The Canadian-born Galbraith became one of America's best-known liberals, and was outspoken in his support of government action to solve social problems. He served as adviser to Democratic presidents from Franklin D. Roosevelt to Bill Clinton, and was John F. Kennedy's ambassador to India.

His 1958 book, "The Affluent Society," caused the country to reconsider its values and helped propel him into the international spotlight.

It argued that the American economy was producing individual wealth but hadn't adequately addressed public needs such as schools and highways. U.S. economists and politicians were still using the assumptions of the world of the past, where scarcity and poverty were near-universal, he said.

"As a result, we are guided, in part, by ideas that are relevant to another world," he wrote. "We do many things that are unnecessary, some that are unwise, and a few that are insane."

In 1999, a panel of judges organized by the Modern Library, a book publisher, picked "The Affluent Society" as No. 46 on its list of the century's 100 best English-language works of nonfiction.

Galbraith also was known for his theories on countervailing forces in the economy, where groups such as labor unions were needed to strike a political and social balance.

Richard Neustadt, a Harvard colleague and fellow aide to presidents Kennedy and Truman, said Galbraith demonstrated how "you have to empower people directly before they could fight for themselves."

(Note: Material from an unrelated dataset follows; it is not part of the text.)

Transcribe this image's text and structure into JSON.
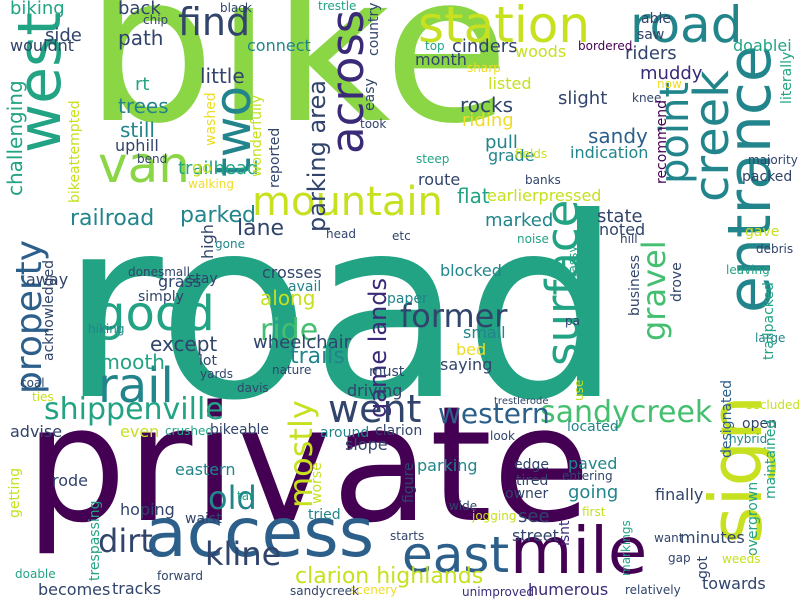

Galbraith, greeted by the Great Depression when he graduated from college, also had "much more confidence in the ability to work out of economic difficulties and do so with the help of government," Neustadt said.

After his 1975 retirement from Harvard, Galbraith hosted the British-made television series, "The Age of Uncertainty." His book under the same title was a best-seller, as was "Almost Everyone's Guide to Economics."

Among his other books were "The Great Crash," 1955, and "The Culture of Contentment," 1992. He returned to the theme of the crash of 1929 in a January 1987 Atlantic Monthly article that correctly predicted that year's market plunge by citing the parallels of the two eras.

A globe trotter, Galbraith also wrote a factual account of his India years and a novel, "The Triumph," concerning what he called "an uncontrollably funny institution," the U.S. State Department.

Galbraith was born Oct. 15, 1908, in Iona Station, Ontario, Canada.

After graduating from the University of Toronto in 1931, he moved to the United States where he earned his Ph.D. in economics from the University of California. He taught at Harvard from 1934 to 1939 and at Princeton University from 1939 to 1942, then worked in the federal Office of Price Administration during the war.

Galbraith returned to Harvard in 1948, remaining active on the faculty until his retirement, and served a term as president of the American Economic Association.

He was the recipient of the Medal of Freedom, awarded by Truman in 1946, and another from President Clinton in 2000.

Galbraith was married in 1937 to Catherine Atwater. They had three sons, Alan, Peter and James.